Letters - 06 December 2013
From charitable status to the use of titles
Charitable status
I am among those who hold the view that the Religious Society of Friends may have made a wrong turn in accepting the Charity Commission’s governance model. Of course, our trustees must accept responsibility for the Society meeting the requirements of charity law, but how does it follow that trustees have to be a primary decision-making body? Instead, they could monitor, warn and, in the unlikely event that their warnings were ignored, could resign. We could have retained our wise, diffuse decision-making processes, it seems to me.
To be a trustee nationally of the Religious Society of Friends is to hold a position that is neither kind to the individual nor, I believe, good for the Society. Those who attempt it I hold in the deepest respect for their courage, believing and hoping that they will always be aware of the need to avoid becoming just another worldly efficient, Spirit-excluding executive committee.

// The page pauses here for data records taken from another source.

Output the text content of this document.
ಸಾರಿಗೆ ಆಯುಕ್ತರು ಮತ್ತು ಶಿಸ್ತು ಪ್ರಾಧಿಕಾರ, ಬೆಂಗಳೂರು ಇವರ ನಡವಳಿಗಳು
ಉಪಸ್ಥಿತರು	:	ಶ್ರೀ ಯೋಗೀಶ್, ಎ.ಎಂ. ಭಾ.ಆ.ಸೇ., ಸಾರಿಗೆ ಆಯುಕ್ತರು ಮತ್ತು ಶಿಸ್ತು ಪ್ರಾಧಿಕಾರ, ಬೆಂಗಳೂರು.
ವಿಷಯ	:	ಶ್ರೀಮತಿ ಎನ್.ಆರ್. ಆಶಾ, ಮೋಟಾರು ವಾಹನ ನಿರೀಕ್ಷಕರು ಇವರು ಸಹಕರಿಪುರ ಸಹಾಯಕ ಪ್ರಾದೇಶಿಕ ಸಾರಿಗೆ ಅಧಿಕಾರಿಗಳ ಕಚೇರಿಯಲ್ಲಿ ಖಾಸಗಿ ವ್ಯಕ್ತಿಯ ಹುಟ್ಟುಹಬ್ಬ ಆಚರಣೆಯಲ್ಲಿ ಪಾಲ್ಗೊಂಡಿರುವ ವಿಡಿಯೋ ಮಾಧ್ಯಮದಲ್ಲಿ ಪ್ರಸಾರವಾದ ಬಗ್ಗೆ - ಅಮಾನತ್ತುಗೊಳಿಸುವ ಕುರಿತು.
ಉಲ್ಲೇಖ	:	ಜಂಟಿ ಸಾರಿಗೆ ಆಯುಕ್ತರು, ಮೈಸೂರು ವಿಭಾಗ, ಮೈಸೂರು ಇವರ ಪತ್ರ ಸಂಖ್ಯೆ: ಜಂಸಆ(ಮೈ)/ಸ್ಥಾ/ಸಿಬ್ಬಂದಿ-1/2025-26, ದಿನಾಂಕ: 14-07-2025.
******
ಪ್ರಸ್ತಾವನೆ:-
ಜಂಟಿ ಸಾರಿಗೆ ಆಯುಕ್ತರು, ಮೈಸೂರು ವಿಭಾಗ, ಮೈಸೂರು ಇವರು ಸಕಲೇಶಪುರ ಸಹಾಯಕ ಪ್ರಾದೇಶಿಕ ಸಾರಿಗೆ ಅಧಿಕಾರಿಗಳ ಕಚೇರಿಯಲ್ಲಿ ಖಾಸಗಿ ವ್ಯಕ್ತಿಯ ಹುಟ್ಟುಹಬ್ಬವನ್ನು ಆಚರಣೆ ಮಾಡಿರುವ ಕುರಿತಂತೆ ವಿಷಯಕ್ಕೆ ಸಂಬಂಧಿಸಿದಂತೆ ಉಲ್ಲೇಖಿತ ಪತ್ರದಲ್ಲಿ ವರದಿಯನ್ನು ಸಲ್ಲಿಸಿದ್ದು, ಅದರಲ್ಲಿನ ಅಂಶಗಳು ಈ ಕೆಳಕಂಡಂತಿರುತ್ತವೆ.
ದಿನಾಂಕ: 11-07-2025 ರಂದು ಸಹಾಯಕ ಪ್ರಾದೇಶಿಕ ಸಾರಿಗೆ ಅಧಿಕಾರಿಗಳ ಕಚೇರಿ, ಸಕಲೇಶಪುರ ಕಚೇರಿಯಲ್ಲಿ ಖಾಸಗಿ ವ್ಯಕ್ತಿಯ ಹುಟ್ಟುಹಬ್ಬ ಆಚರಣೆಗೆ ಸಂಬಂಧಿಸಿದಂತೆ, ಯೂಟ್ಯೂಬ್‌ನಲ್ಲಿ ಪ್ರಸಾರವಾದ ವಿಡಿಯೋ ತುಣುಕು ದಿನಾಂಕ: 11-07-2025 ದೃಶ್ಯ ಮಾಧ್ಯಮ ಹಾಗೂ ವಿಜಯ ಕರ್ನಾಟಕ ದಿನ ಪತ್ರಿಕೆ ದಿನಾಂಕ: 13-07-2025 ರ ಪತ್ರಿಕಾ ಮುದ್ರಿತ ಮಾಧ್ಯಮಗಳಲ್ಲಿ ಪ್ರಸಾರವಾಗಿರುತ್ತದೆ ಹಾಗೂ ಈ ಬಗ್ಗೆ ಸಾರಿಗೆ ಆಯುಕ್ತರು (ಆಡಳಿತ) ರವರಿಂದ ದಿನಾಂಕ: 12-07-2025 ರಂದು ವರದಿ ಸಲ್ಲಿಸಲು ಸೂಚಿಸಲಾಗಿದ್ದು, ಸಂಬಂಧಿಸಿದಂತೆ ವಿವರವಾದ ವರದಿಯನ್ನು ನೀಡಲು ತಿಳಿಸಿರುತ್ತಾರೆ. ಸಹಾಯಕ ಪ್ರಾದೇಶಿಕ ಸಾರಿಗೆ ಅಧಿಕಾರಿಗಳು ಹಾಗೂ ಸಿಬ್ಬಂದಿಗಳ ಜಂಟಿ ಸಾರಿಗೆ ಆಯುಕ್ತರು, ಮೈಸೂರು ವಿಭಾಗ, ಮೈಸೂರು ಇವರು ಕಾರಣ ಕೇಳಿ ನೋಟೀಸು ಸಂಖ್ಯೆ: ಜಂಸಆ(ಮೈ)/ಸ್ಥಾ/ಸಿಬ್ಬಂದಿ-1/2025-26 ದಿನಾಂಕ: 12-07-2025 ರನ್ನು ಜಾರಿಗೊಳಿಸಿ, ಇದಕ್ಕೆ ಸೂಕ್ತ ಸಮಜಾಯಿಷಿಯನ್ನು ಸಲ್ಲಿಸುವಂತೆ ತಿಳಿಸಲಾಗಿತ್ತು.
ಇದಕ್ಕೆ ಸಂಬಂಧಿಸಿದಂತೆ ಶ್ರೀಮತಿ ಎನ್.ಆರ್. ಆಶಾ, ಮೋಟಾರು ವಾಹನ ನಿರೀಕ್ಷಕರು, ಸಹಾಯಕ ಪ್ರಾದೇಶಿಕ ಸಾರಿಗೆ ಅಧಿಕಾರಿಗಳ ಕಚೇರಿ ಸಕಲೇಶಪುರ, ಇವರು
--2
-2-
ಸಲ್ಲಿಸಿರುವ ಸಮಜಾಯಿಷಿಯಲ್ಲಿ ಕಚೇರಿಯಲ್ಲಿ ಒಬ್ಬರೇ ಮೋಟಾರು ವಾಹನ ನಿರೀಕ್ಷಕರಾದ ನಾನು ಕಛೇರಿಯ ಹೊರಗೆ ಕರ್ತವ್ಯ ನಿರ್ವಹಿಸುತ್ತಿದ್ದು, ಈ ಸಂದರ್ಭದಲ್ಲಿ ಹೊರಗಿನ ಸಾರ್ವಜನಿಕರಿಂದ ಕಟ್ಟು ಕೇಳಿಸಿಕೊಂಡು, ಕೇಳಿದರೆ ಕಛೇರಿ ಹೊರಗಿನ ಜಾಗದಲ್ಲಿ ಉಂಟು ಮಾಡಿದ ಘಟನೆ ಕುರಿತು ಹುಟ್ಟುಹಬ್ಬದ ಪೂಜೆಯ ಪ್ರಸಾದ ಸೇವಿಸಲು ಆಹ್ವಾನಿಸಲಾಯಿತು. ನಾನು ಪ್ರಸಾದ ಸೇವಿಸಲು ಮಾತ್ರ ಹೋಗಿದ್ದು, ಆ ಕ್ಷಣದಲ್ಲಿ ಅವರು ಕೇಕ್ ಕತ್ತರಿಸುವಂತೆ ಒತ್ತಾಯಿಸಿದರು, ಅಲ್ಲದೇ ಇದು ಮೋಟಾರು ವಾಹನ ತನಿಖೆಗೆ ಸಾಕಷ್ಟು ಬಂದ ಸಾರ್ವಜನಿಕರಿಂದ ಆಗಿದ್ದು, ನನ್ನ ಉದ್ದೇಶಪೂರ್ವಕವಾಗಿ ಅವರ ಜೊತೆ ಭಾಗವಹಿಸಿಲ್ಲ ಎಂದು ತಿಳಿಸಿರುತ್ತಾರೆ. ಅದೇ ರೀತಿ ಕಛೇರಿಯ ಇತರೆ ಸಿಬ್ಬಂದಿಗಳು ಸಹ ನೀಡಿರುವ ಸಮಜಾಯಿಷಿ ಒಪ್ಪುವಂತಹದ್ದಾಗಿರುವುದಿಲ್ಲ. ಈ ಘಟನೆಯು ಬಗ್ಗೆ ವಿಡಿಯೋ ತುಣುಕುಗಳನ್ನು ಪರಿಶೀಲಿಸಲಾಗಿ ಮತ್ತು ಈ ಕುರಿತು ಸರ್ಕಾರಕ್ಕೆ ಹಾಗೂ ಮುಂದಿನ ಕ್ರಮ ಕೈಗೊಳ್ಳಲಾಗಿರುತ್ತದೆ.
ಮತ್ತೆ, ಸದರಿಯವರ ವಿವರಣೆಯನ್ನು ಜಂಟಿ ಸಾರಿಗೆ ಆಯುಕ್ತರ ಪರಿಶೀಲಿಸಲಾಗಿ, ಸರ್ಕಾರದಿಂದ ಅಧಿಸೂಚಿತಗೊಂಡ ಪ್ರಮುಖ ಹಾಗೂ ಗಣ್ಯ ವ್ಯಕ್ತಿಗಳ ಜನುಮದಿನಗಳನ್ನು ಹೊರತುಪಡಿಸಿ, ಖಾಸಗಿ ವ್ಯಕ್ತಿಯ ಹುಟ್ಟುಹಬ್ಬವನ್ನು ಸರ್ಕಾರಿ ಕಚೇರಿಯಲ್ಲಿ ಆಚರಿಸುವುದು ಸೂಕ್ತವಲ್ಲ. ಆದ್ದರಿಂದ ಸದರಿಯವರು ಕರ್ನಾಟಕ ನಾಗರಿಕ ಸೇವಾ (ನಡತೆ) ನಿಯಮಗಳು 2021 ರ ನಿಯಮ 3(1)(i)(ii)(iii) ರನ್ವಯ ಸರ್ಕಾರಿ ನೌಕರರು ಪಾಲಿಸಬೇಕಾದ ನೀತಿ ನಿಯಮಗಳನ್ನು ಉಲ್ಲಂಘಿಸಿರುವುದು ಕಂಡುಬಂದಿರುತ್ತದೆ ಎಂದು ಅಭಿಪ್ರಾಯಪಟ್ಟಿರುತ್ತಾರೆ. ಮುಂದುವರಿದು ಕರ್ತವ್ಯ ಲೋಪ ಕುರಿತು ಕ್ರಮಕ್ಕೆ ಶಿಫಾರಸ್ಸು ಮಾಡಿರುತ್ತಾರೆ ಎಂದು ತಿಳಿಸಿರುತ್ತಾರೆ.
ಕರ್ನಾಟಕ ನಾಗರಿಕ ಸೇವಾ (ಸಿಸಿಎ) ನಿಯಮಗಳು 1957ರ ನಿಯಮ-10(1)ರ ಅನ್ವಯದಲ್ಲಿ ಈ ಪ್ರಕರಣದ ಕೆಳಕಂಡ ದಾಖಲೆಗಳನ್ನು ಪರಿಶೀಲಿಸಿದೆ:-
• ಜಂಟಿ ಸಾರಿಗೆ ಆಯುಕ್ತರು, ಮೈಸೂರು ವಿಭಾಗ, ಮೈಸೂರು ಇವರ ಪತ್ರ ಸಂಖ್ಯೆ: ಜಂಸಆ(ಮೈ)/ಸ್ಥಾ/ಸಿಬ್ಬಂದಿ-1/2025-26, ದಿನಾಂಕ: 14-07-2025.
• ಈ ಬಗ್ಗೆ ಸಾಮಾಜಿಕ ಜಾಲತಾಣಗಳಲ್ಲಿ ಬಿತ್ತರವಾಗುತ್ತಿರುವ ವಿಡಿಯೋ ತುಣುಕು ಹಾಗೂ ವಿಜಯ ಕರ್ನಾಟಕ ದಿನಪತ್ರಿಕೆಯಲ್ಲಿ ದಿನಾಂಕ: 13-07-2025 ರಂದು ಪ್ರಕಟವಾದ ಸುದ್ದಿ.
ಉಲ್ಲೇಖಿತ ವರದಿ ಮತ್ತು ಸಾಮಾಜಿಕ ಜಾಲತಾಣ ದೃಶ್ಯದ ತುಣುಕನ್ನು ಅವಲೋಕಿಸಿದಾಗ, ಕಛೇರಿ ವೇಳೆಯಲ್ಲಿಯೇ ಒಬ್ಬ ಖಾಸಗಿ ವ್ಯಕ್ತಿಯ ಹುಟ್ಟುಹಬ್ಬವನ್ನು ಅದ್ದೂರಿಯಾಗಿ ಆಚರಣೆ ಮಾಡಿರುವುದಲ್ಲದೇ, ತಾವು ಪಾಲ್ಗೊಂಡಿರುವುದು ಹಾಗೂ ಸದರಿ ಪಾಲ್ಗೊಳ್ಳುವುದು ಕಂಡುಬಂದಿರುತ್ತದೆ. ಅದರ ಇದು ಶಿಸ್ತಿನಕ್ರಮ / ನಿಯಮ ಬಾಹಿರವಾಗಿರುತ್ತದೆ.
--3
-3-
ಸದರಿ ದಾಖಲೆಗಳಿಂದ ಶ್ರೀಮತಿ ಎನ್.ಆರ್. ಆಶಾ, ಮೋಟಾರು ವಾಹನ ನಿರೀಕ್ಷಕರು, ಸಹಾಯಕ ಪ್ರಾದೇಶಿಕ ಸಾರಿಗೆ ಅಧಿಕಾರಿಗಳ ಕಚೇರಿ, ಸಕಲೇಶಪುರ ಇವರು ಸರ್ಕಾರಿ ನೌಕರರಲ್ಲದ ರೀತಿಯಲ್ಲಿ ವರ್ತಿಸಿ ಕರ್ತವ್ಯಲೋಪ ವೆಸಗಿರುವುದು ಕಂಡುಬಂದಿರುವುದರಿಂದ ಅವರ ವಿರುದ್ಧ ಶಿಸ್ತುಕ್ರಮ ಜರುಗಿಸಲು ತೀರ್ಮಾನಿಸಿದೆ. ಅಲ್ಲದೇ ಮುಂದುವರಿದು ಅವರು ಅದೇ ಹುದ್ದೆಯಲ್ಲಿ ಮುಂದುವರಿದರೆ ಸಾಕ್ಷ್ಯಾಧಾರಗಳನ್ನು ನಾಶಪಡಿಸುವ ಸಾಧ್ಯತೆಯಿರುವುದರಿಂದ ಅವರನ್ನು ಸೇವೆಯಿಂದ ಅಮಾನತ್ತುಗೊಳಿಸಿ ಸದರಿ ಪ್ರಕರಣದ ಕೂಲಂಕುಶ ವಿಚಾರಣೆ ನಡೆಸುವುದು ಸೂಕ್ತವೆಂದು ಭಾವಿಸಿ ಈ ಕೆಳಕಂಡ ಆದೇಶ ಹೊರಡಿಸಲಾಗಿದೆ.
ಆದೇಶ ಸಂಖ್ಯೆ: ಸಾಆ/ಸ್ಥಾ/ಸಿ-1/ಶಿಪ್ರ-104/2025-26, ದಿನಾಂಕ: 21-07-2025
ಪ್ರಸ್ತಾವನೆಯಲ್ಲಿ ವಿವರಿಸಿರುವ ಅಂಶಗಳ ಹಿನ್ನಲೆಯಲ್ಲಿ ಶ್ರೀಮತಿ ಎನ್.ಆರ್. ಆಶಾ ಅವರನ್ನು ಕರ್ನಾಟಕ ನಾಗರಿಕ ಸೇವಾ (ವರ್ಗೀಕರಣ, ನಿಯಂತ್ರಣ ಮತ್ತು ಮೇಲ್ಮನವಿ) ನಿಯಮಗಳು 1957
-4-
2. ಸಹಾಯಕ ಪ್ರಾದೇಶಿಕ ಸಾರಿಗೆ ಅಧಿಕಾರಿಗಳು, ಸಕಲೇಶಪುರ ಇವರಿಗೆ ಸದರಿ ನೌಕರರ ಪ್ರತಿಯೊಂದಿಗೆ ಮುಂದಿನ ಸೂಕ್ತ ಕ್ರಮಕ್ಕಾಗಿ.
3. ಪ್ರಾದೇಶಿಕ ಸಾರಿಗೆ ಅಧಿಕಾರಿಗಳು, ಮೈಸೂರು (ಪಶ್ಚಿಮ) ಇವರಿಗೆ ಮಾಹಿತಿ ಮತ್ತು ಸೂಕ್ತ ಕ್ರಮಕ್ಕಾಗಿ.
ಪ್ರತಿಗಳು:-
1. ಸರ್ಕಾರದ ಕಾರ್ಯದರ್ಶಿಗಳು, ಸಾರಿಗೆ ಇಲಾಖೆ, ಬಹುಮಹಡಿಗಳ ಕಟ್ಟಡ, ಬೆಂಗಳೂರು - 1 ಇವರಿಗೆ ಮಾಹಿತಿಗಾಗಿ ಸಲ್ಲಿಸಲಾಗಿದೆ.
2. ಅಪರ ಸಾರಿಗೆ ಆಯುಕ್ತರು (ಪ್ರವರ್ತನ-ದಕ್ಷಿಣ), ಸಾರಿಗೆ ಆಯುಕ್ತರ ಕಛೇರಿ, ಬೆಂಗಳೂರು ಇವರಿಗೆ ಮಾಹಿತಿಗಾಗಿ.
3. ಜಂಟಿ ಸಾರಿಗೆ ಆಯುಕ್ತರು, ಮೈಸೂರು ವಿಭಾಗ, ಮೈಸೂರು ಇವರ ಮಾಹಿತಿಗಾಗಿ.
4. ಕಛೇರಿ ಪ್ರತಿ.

Away from Friends House, as Area Meetings and Local Meetings find it harder to persuade Friends to give up precious weekend time, they may suggest that, as centrally, their trustees become the decision-making body. But we might be sleep-walking away from our Spirit-led tradition in a quest for efficiency, easy but sterile. We can’t appoint the Spirit to trusteeship, but one hopes very much that trustees will always meet in worship and firmly under the discipline of the Quaker business method, so that both Friends and the ‘still small voice’ may always be heard.
Roger Wilson
Sustainability
Will all our work on sustainability and the environment be for nothing?
Is anyone else worried about the investor protection part of the Transatlantic Trade and Investment Partnership?
George Monbiot said in the Guardian on 4 November:
‘The purpose of the Transatlantic Trade and Investment Partnership is to remove the regulatory differences between the US and European nations. I mentioned it a couple of weeks ago. But I left out the most important issue: the remarkable ability it would grant big business to sue the living daylights out of governments which try to defend their citizens. It would allow a secretive panel of corporate lawyers to overrule the will of parliament and destroy our legal protections. Yet the defenders of our sovereignty say nothing.’
Ken Clarke in his reply says:
‘Investor protection is a standard part of free-trade agreements – it was designed to support businesses investing in countries where the rule of law is unpredictable, to say the least. Clearly the US falls in a somewhat different category and those clauses will need to be negotiated carefully to avoid any pitfalls – but to dismiss the whole deal because of one comparatively minor element of it would be lunacy.’
Does anyone else see the ghost of the (dis) Honour-able East India Company rising from the grave?
Are we thinking about what this means for Quakers and our various concerns?